PRIME MINISTER NETANYAHU: Now you’re determining my travel schedule. And I’m sure if that happens, you’ll be there, Frank, as I remember. But I think it’s clear that Syria and Israel have a common interest in peace. I think we both will come to this peace negotiation from a different point of view. We view the Golan as a territory of critical importance to our security. Syria thinks otherwise.
Syria and we have a lot of business to do in Lebanon, which is a field of slaughter and a field of great danger for the peace of the Middle East. So I think we have a common interest in pacifying these tensions and finding a way to resume the talks and finding peace. And I will spare no effort to have these peace talks resume and begin this most critical of negotiations.
MR. SESNO: Do you have any optimism, though? Can you connect the Hebron deal with any prospects for breaking the logjam on Syria?
PRIME MINISTER NETANYAHU: Well, the Syrians didn’t like the Hebron deal too much, and I don’t know what to read in that. You’re a diplomatic correspondent of long experience. What do you make of it?
MR. SESNO: Well, I’m going to leave that to you, sir.
PRIME MINISTER NETANYAHU: I thought we’d reverse roles for a minute. But I think that we’ll find a way to resume negotiations.
MR. SESNO: You will find a way to resume negotiations?
PRIME MINISTER NETANYAHU: I believe so. And this is what we would like to do. I think naturally there is a role for the United States there. It’s always played a critical role in the more difficult peace negotiations between Israel and its Arab neighbors. I’m sure, once a new administration is in place, it will have a pivotal role here as well.
MR. SESNO: Prime Minister, behind me, tomorrow President Clinton will deliver his inaugural address and begin his second term as president. What do you want from the United States? What do you expect by way of continued intermediary efforts in the peace process and security guarantees as you proceed?
PRIME MINISTER NETANYAHU: Well, I think that the United States has played a facilitating role in the peace negotiations, as I’ve said, from Camp David right down to Hebron; not on the easy ones. The easy ones we can handle on our own. It’s the difficult ones where we need American assistance. And it’s been provided, I must say, generously, and I think in a very professional way, especially in the Hebron redeployment. I’ll give you direct testimony.

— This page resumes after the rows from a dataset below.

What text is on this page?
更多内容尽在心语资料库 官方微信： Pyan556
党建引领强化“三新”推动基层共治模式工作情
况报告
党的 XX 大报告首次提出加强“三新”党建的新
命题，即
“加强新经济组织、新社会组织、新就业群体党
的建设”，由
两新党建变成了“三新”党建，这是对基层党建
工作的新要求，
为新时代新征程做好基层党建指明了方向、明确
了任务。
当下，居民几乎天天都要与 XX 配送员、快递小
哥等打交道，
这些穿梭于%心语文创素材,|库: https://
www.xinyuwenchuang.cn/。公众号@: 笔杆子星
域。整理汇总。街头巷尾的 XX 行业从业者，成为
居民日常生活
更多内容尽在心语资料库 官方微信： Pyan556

But I think, too, that there’s a larger reality here. You know, our part of the world is still not tranquil, is still unstable, is still one that requires a major effort to produce peace. And I think that the most important element of stability in the Middle East is a strong Israel and a strong American-Israeli alliance. If you have that, all the other pieces can fall in place. If you take that away, all the pieces will collapse.
And therefore, the special bond that Israel has with the United States, the special relationship of common values values of freedom, values of democracy, values of pluralism these are the things that keep, I would say, the axis of stability in the Middle East. We know that not all the societies around us share the same values, but it’s important that the two of us do and it’s important that we are seen to have a strong partnership; that radius in 360 degrees.
MR. SESNO: Okay, Prime Minister Benjamin Netanyahu, thank you very much for your time today. We appreciate it, and we appreciate your being with us.
PRIME MINISTER NETANYAHU: Thank you very much, Frank.